I don't really know what the answer is. We could create some kind of institutional support and reward system for whistleblowers and genuinely follow through on it, but I think that really would only work in the case of sort of small ball corruption-- cover ups of civilian casualties, embezzlement, that kind of thing. I can't really imagine any sort of internal system that could be created that could handle the kind of thing that Snowden and Manning revealed-- where the entire apparatus of the state is involved in widespread malfeasance, with the approval of all branches of government, and with a national media owned by massive corporations who are deeply complicit in it and even profiting from it.

That would require some kind of international organization of journalists with no particular allegiance to any state, but anything like that would be extremely vulnerable to capture by a hostile state as in the situation with wikileaks and Russia.
posted by empath at 4:17 AM on June 13, 2017


I picked up a friend an hour ago who is really struggling at the age of 42 with coming out as gender queer, they're in the scared/exciting part and for some reason reached out yesterday to Chelsea Manning. Chelsea responded directly and my friend is part in shock, but overjoyed. It has given them a huge boost.

I am so conflicted about whistleblowing, but this was such a compassionate thing to do.
posted by Wilder at 4:38 AM on June 13, 2017 [12 favorites]


sorry, just to add my conflict around whistleblowing relates to 2 things.

working in healthcare most whistleblowers lives and careers are destroyed.
many whistleblowers I know have a very complicated set of reasons, not all of them relating to the public good
currently someone I love is being bullied and harrassed at work by a senior figure who is using the anonymous whistleblowers process to target him and even though it's pretty evidently in response to a serious complaint the juniors put in last year which was upheld meaning that said senior could no longer operate with impunity, there is literally no protections against it being used/abused in this way.

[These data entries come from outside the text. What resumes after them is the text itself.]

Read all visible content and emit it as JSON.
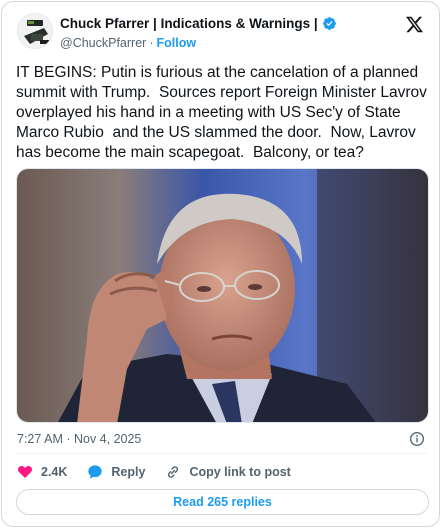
{
  "author": {
    "display_name": "Chuck Pfarrer | Indications & Warnings |",
    "handle": "@ChuckPfarrer",
    "separator": "·",
    "follow_label": "Follow"
  },
  "tweet": {
    "text": "IT BEGINS: Putin is furious at the cancelation of a planned summit with Trump.  Sources report Foreign Minister Lavrov overplayed his hand in a meeting with US Sec'y of State Marco Rubio  and the US slammed the door.  Now, Lavrov has become the main scapegoat.  Balcony, or tea?",
    "timestamp": "7:27 AM · Nov 4, 2025"
  },
  "actions": {
    "like_count": "2.4K",
    "reply_label": "Reply",
    "copy_label": "Copy link to post",
    "read_replies_label": "Read 265 replies"
  },
  "icons": {
    "brand": "x-logo-icon",
    "verified": "verified-badge-icon",
    "info": "info-icon",
    "like": "heart-icon",
    "reply": "reply-bubble-icon",
    "copy": "link-icon"
  },
  "colors": {
    "accent": "#1d9bf0",
    "like": "#f91880",
    "muted": "#536471",
    "text": "#0f1419"
  }
}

In a way the very public and high=profile discussions have enable us to think through all of the different permutations around the use of whistleblowing for the public good and while I'm grateful for that it totally sucks to be on this side of the equation while those nuances are being worked through
posted by Wilder at 5:02 AM on June 13, 2017


I hate mass leaks for two main reasons:

1. They are directionless and unfocused. Interested parties will search for what they want to find and write stories or blog posts or tweets, but such narratives are often distorted by confirmation bias.

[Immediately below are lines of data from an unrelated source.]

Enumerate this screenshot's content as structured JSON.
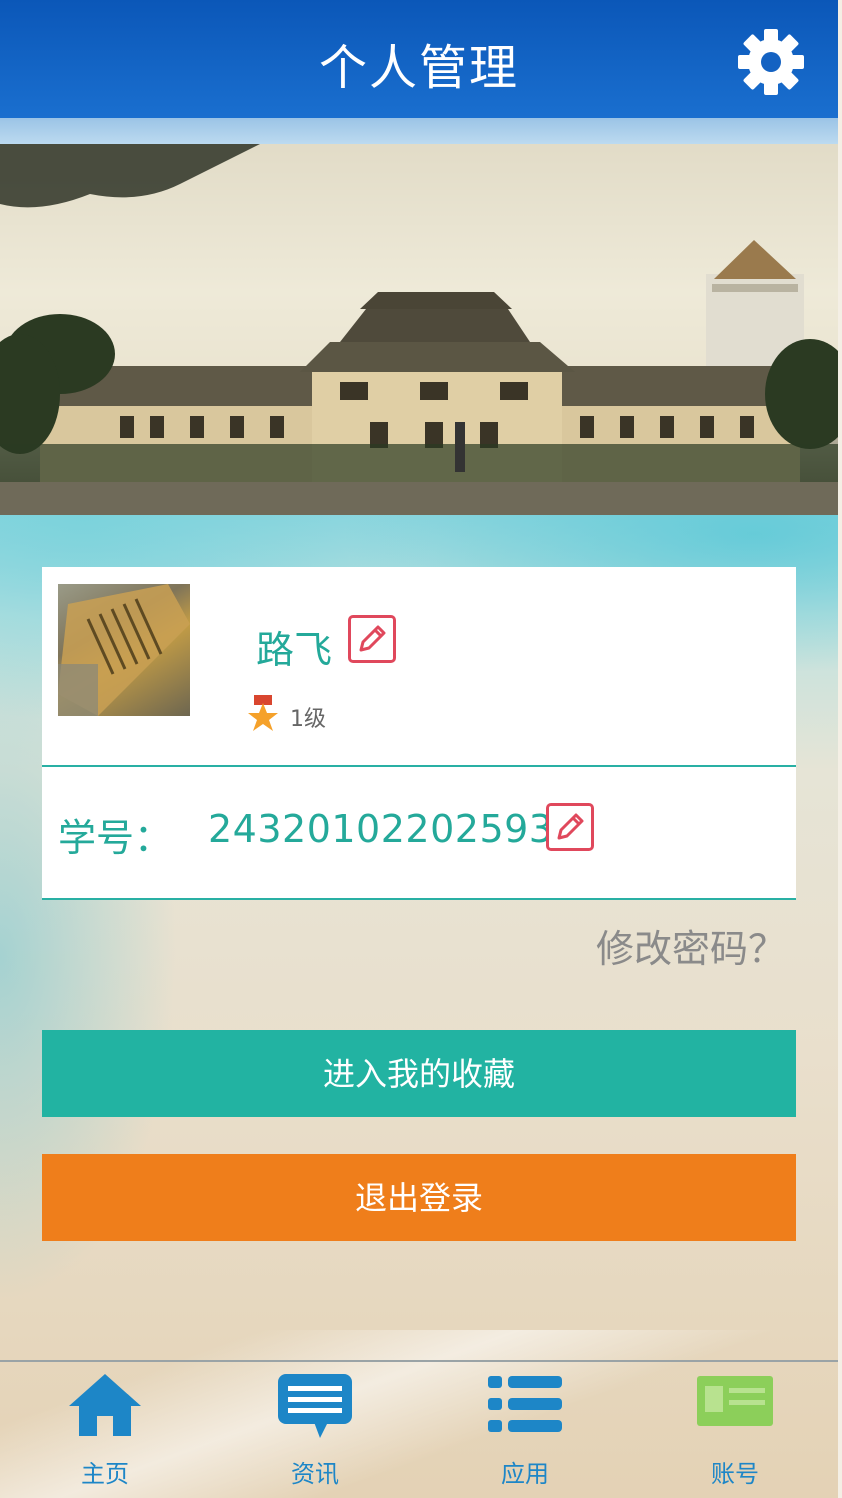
{
  "header": {
    "title": "个人管理",
    "settings_icon": "gear-icon"
  },
  "banner": {
    "image": "campus-building-photo"
  },
  "profile": {
    "username": "路飞",
    "level": "1级",
    "student_id_label": "学号：",
    "student_id": "24320102202593"
  },
  "links": {
    "change_password": "修改密码？"
  },
  "buttons": {
    "favorites": "进入我的收藏",
    "logout": "退出登录"
  },
  "tabbar": {
    "items": [
      {
        "label": "主页",
        "icon": "home-icon"
      },
      {
        "label": "资讯",
        "icon": "chat-icon"
      },
      {
        "label": "应用",
        "icon": "list-icon"
      },
      {
        "label": "账号",
        "icon": "account-icon"
      }
    ]
  },
  "colors": {
    "header": "#0b57b8",
    "accent_teal": "#22b3a2",
    "logout_orange": "#ef7e1b",
    "edit_red": "#e0485c",
    "tab_blue": "#1d86c7",
    "tab_active_green": "#8ccf5a"
  }
}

2. Lazy publishers (see: Assange, The Intercept) put leakers/whistleblowers and completely innocent people at risk and expose information that has no business being public. The medical records of teenage rape victims, for example? Not of public interest.

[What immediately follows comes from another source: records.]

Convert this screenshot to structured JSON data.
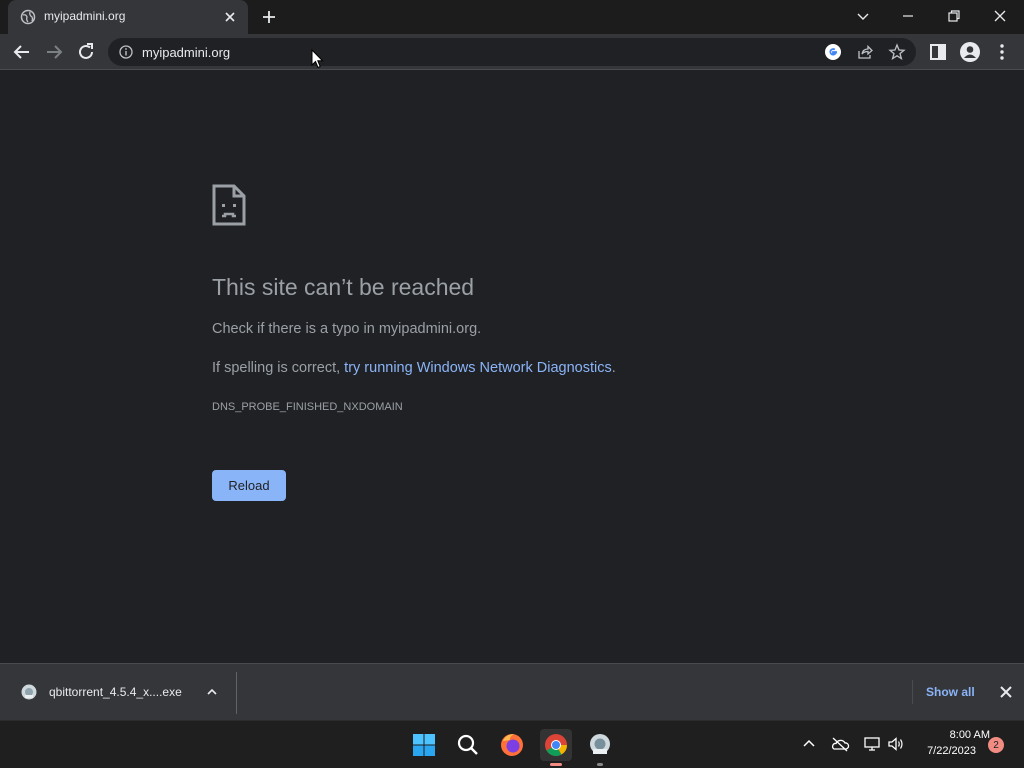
{
  "tab": {
    "title": "myipadmini.org",
    "favicon": "globe-icon",
    "close_icon": "close-icon"
  },
  "toolbar": {
    "url": "myipadmini.org",
    "icons": [
      "back-arrow-icon",
      "forward-arrow-icon",
      "reload-icon",
      "info-icon",
      "google-lens-icon",
      "share-icon",
      "star-icon",
      "side-panel-icon",
      "profile-icon",
      "kebab-menu-icon"
    ]
  },
  "error": {
    "title": "This site can’t be reached",
    "line1": "Check if there is a typo in myipadmini.org.",
    "line2_prefix": "If spelling is correct, ",
    "line2_link": "try running Windows Network Diagnostics",
    "line2_suffix": ".",
    "code": "DNS_PROBE_FINISHED_NXDOMAIN",
    "reload_label": "Reload"
  },
  "downloads": {
    "filename": "qbittorrent_4.5.4_x....exe",
    "show_all_label": "Show all"
  },
  "taskbar": {
    "apps": [
      "windows-start-icon",
      "search-icon",
      "firefox-icon",
      "chrome-icon",
      "setup-installer-icon"
    ],
    "time": "8:00 AM",
    "date": "7/22/2023",
    "notification_count": "2"
  },
  "colors": {
    "page_bg": "#202124",
    "toolbar_bg": "#35363a",
    "link": "#8ab4f8",
    "text_muted": "#9aa0a6",
    "badge": "#f28b82"
  }
}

To me it seems that Manning made some very poor decisions as a result of some emotional instability she was experiencing due to her gender dysphoria, the pressures of military service, and pre-existing trauma. I do not think of her as a hero. But 35 years in a men's military prison where she was physically and emotionally tortured with extensive stays in the SHU, denial of medical treatment, and abusive guards? No. Obama absolutely did the right thing by commuting her sentence but not pardoning her crimes. She's suffered more than enough.
posted by xyzzy at 5:21 AM on June 13, 2017 [2 favorites]


Was it previously known that Manning attempted to give her documents to the New York Times and Washington Post first? I don't recall hearing that before.

Fuck Adrian Lamo.
posted by enn at 5:53 AM on June 13, 2017 [2 favorites]


It's a fantastic article. I appreciate how sympathetic it is, not just to her transgender identity but also her incarceration, attempted suicides, etc.

I'm shocked how casual her decision to hand the documents over to Wikileaks was. The article does a great job explaining her motivations for wanting to hand the documents over to someone, that part makes sense to me. But WikiLeaks instead of NYT or WaPo or a brand-new Politico? The article chalks that up as an accident of the weather, and if so what a shame. I guess at that time Wikileaks still seemed like a reputable organization and Assange wasn't obviously the amoral monster he seems to be now.